The U.S. is a prison nation. What used to be the “land of the free and home of the brave “is now the “land of laws and home of the imprisoned.” America has 750 inmates per 100,000 residents, far outdistancing any other country. The government controls the criminal justice system, and it determines who is a criminal and who is not. The cost is enormous, more than $100 billion a year, and the results are catastrophic. People whose only crime was to make a transaction with another consenting adult rot in jail.
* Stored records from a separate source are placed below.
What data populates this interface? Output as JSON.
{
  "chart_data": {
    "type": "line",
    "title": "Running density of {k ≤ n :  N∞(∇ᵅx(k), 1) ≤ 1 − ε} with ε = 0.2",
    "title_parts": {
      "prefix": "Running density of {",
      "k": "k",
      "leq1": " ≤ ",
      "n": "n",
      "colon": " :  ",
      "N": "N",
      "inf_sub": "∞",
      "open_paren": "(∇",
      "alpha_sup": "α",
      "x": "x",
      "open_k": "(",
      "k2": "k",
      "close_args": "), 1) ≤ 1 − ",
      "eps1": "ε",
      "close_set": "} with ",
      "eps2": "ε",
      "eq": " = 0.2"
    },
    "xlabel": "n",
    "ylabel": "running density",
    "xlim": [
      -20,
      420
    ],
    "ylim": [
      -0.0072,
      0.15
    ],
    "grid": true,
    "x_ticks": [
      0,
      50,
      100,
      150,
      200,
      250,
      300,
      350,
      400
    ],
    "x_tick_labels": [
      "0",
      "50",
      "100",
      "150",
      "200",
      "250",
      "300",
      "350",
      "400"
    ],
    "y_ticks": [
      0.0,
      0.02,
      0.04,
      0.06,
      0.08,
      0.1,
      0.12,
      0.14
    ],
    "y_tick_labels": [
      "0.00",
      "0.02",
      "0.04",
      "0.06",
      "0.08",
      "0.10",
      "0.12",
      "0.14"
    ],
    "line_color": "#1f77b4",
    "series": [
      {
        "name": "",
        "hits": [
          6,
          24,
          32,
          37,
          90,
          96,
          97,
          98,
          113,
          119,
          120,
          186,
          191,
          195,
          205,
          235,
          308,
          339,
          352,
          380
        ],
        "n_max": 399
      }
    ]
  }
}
Hard-nosed judges continue to be elected around the country, and they enforce draconian three-strikes laws enacted by legislators who are in turn pandering to a busy-body citizenry that believes that laws can make them safe and absolve them of responsibility for their own wellbeing.

Unfortunately, none of this will change on Nov. 6. No matter who wins, the government gets elected. Rothbard would never get behind Obama or Romney. But Murray was ever the optimist, and the Ron Paul and Tea Party revolutions would have made him gleeful that smaller government and individual freedom are not too far off.